Frequently Asked Questions
How to conduct an exit interview?
Follow these five steps to conduct an exit interview:
- Start by formulating a Formal Exit Interview Policy: Set up a policy and make sure it’s consistently applied during each termination. This ensures clarity and standardization.
- Use for Voluntary Separations: Focus on using exit interviews for voluntary separations. Involuntary terminations, such as layoffs or contract disputes, may have legal implications beyond the scope of an interview.
- Offer Interviews to All Employees: Regardless of tenure or position, from a six-week temp hire to a 30-year vice president, extend the courtesy of an exit interview to all departing employees.
- Maintain a Non-Confrontational Tone: Ensure the tone of the interview remains cordial. Since employees might have strong feelings about their departure, avoid arguments. Terminate the interview if it escalates.
- Make Interviews Optional: While offering everyone the chance to participate in an exit interview is beneficial, it should never be mandatory. Forcing participation could make employees uncomfortable and inhibit genuine feedback.
Who should conduct the exit interview?
The ideal candidate to conduct the exit interview is a representative from the Human Resources department, given their ability to ensure neutrality and maintain a non-confrontational tone.
In organizations where an HR department might not be present, the responsibility could fall onto a direct supervisor or manager.
However, irrespective of the organization’s size, it’s paramount that the person conducting the exit interview is impartial, fostering an environment that puts the departing employee at ease and encourages candid, honest responses.
When should an exit interview be conducted?
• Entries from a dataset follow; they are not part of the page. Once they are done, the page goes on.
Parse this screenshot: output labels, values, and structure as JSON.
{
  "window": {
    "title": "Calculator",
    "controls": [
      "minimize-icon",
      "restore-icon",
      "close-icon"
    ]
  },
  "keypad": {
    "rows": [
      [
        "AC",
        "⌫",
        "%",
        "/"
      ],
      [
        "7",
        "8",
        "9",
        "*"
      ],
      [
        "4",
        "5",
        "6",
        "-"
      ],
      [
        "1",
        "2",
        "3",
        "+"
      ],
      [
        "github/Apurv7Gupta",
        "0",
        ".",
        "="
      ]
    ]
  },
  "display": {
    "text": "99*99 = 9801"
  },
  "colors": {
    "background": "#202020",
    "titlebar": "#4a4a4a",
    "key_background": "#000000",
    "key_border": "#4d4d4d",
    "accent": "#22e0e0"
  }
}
Timing is pivotal when scheduling an exit interview. To gather the most accurate and valuable feedback, it’s recommended that the exit interview be conducted within the final week of the employee’s tenure.
This timing strikes a balance between giving the employee ample time to reflect on their experience and being close enough to their departure date to capture fresh, relevant insights. This way, employees remain invested in their roles and are more open to sharing constructive feedback.
Should all departing employees be offered an exit interview?
Offering an exit interview to all departing employees, irrespective of their roles or length of service, is a best practice that every organization should adopt.
Each employee, from entry-level to top management, can provide unique insights and valuable feedback about their experiences within the company.
Although these interviews should be universally offered, respecting the individual’s choice is essential – participation in an exit interview should always be a voluntary decision, not a requirement.
What should be done with the information gathered during an exit interview?
The exit interview insights represent a valuable organizational improvement resource.
The management team should meticulously analyze this feedback to pinpoint potential areas of enhancement within the organization.
Based on this analysis, proactive steps should be taken to drive meaningful changes, fostering an improved work environment. Thus, information from exit interviews catalyzes positive transformation within the company.